Сладкая, нежная влюбленность! Она бродила и в Елене вешним девическим хмелем, и уже была влюблена Елена. Не в кого-нибудь, а вообще. Как влюблен воздух по весне, радостно целующий всех. Как влюблены струи потока, покорно лобзающие розовые колени отроков и дев, — струи этой маленькой речки, впадающей в Скородень и извивающейся в зеленых берегах перед сестрами.

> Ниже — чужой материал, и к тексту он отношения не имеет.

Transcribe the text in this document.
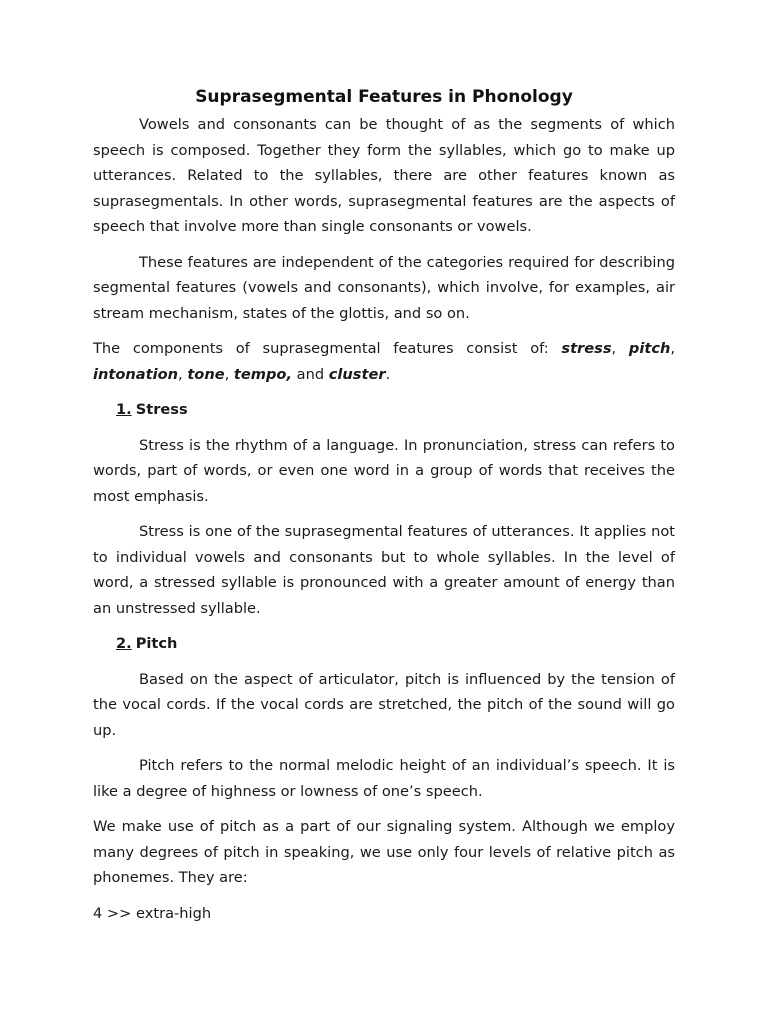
Suprasegmental Features in Phonology

Vowels and consonants can be thought of as the segments of which speech is composed. Together they form the syllables, which go to make up utterances. Related to the syllables, there are other features known as suprasegmentals. In other words, suprasegmental features are the aspects of speech that involve more than single consonants or vowels.

These features are independent of the categories required for describing segmental features (vowels and consonants), which involve, for examples, air stream mechanism, states of the glottis, and so on.

The components of suprasegmental features consist of: stress, pitch, intonation, tone, tempo, and cluster.

1. Stress

Stress is the rhythm of a language. In pronunciation, stress can refers to words, part of words, or even one word in a group of words that receives the most emphasis.

Stress is one of the suprasegmental features of utterances. It applies not to individual vowels and consonants but to whole syllables. In the level of word, a stressed syllable is pronounced with a greater amount of energy than an unstressed syllable.

2. Pitch

Based on the aspect of articulator, pitch is influenced by the tension of the vocal cords. If the vocal cords are stretched, the pitch of the sound will go up.

Pitch refers to the normal melodic height of an individual’s speech. It is like a degree of highness or lowness of one’s speech.

We make use of pitch as a part of our signaling system. Although we employ many degrees of pitch in speaking, we use only four levels of relative pitch as phonemes. They are:

4 >> extra-high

Мост был далек. Сестры перешли речку вброд. Так сладко плеснули холодные струйки под коленки. Сестры постояли на берегу, полюбовались на ежи зеленых сползней, обросшие травою, на обточенные водою гладкие камешки на песке. Еще долго оставалось в похолодевших ногах ощущение влюбленных лобзаний.

Как влюбляются эти струйки во всякую красоту, которая в них окунется, так влюблялась Елена во все милое, что представало ее очам.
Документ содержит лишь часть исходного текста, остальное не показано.